The transitional forest between the Krenglelan foothills and the Walking Forest proper, the Tenekee Woods are what hunters call "honest woods"—dangerous, yes, but predictable. The rules here are the rules.
Character
Unlike the Everwood to the west (a single immortal organism) or the Walking Forest to the south (which moves), the Tenekee is simply a forest. Individual trees grow, age, and die. Leaves fall and rot. Predators hunt prey according to comprehensible logic. For travelers exhausted by the supernatural forests that dominate the Westwilds, the Tenekee offers something rare: normalcy.

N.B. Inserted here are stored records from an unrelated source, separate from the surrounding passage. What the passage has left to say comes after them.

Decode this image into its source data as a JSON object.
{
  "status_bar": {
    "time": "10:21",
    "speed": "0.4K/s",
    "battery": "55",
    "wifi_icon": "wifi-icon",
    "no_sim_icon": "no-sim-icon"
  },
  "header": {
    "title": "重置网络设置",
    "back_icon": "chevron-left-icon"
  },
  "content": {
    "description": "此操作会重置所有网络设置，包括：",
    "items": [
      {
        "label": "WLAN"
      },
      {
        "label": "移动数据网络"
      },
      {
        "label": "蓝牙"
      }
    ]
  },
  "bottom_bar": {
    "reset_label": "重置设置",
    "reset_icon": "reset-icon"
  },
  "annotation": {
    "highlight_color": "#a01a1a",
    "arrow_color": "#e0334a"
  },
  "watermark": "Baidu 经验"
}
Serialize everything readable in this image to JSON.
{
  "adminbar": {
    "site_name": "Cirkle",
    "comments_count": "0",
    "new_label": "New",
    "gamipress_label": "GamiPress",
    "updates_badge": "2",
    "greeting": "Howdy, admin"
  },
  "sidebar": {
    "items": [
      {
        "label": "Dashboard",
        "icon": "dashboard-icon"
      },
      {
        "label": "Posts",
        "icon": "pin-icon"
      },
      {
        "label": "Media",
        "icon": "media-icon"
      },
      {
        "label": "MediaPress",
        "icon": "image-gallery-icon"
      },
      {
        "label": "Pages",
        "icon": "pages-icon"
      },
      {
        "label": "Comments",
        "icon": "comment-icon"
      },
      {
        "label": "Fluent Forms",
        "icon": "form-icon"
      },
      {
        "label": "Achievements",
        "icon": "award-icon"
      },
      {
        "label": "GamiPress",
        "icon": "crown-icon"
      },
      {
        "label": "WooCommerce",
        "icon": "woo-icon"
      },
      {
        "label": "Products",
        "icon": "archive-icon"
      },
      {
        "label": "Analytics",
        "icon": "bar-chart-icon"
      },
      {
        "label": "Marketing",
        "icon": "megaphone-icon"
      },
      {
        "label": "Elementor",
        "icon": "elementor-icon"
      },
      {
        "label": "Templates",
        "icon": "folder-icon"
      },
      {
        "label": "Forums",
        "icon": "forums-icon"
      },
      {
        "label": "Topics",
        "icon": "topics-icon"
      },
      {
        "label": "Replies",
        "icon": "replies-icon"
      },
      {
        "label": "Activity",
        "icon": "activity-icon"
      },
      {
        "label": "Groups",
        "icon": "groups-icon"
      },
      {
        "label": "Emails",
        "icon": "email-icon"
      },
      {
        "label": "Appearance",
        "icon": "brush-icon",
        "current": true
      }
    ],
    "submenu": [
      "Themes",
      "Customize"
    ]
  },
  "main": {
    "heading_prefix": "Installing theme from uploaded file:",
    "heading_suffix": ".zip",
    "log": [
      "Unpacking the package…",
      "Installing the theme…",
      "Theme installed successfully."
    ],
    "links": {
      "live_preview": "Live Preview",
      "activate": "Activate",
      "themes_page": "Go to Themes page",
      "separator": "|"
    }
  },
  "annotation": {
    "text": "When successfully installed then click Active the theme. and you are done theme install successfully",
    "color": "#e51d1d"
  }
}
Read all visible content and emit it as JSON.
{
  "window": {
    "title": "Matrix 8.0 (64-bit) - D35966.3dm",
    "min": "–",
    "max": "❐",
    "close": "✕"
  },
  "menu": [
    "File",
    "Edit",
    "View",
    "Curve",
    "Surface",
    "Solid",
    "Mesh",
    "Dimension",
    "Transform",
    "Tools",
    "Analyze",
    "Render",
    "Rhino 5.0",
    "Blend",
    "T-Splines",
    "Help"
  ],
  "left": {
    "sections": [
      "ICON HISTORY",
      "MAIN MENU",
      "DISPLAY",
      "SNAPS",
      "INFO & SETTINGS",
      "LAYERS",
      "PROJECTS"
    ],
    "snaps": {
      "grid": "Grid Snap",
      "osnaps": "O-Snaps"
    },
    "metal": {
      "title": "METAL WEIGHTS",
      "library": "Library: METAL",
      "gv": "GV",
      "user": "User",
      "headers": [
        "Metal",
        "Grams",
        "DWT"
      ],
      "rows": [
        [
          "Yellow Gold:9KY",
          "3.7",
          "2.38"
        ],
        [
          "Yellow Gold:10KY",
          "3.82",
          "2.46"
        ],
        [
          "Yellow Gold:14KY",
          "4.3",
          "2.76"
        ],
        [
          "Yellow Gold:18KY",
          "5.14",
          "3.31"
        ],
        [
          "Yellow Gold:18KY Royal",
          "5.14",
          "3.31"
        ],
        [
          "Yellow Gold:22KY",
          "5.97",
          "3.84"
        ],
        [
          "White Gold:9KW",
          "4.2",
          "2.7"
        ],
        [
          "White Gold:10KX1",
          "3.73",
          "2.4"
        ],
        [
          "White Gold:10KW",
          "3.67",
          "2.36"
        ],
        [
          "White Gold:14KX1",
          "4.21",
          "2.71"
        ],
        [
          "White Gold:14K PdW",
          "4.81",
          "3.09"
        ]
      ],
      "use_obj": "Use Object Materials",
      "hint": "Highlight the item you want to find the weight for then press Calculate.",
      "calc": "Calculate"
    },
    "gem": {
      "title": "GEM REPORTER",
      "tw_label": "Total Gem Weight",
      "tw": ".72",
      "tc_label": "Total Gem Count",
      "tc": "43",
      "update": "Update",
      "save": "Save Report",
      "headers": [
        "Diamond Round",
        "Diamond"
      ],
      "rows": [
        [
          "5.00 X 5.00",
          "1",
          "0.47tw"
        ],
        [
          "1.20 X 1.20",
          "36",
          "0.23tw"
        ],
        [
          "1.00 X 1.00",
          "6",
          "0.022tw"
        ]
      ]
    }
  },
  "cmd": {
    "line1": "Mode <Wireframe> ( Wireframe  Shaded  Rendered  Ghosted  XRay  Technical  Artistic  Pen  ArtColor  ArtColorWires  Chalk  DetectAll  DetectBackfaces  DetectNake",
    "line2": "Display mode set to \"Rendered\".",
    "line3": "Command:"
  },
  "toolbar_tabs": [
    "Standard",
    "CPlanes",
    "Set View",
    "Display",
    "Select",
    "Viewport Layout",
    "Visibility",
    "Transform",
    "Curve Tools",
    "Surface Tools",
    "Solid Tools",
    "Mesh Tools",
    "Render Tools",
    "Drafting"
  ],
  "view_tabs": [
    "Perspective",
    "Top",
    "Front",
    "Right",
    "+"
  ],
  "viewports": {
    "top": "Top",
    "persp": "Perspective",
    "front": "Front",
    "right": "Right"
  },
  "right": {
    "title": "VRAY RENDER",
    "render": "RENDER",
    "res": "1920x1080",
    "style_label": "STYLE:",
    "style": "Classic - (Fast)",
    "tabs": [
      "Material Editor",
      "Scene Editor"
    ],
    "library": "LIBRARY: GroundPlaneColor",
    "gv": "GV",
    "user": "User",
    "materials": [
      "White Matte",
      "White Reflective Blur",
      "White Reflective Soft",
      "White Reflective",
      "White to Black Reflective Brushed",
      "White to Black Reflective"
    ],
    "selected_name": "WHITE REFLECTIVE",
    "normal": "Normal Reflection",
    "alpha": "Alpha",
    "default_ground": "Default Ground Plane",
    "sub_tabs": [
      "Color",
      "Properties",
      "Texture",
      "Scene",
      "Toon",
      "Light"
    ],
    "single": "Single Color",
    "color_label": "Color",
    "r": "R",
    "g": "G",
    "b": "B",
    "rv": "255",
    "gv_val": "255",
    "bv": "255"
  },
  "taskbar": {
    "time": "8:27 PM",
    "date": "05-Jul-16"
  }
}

The woods are old-growth, dense with massive oaks and beeches whose canopies block most sunlight. Game is plentiful—deer, boar, rabbits—and the hunting is good. Lacirean hunters work the Tenekee for meat and timber, grateful for a forest that doesn't try to kill them in strange ways.
The Watched Feeling
Despite being "normal," the Tenekee has an unsettling quality: the persistent sensation of being observed. This is the Walking Forest's influence bleeding northward.
The Grayls don't often come this far into the Tenekee—the sounds of hunters and woodcutters pain them—but they watch from the southern treeline. Their patient wooden attention extends further than their bodies do. Tenekee hunters learn not to make eye contact with the forest edge at dusk, when the light plays tricks and the trees seem to have faces.
Occasionally, a Grayl does wander north, following a beloved tree that has seeded in the Tenekee. When this happens, the local hunters simply leave the area for a season. There's no fighting a Grayl; there's barely any communicating with one. You just wait until it leaves or until its tree dies.
Dangers
The Tenekee's dangers are mundane but real: wolves in winter, bears year-round, the occasional bandit gang using the woods as cover. The northern edge brushes against the Krenglelan Range, and things come down from the mountains sometimes—cave cats, displaced wyverns, once reportedly a young lindworm.
The forest also serves as a buffer between civilized lands and the Walking Forest. Travelers heading south are advised to stock up on supplies in Lacire and move quickly through the Tenekee. Lingering too long risks an encounter with something from deeper in.
The Everwood's Edge
Where the Tenekee meets the Everwood to the northwest, the forest changes abruptly. One step you're in normal woods; the next, the ground is spongy with undecaying leaves, the air thick with spores, and the trees have that unsettling sameness of a single organism. Locals have marked the boundary with old stone cairns—warnings, not borders. Nothing stops the Everwood from spreading except the patient work of fire and the forest's own strange preferences.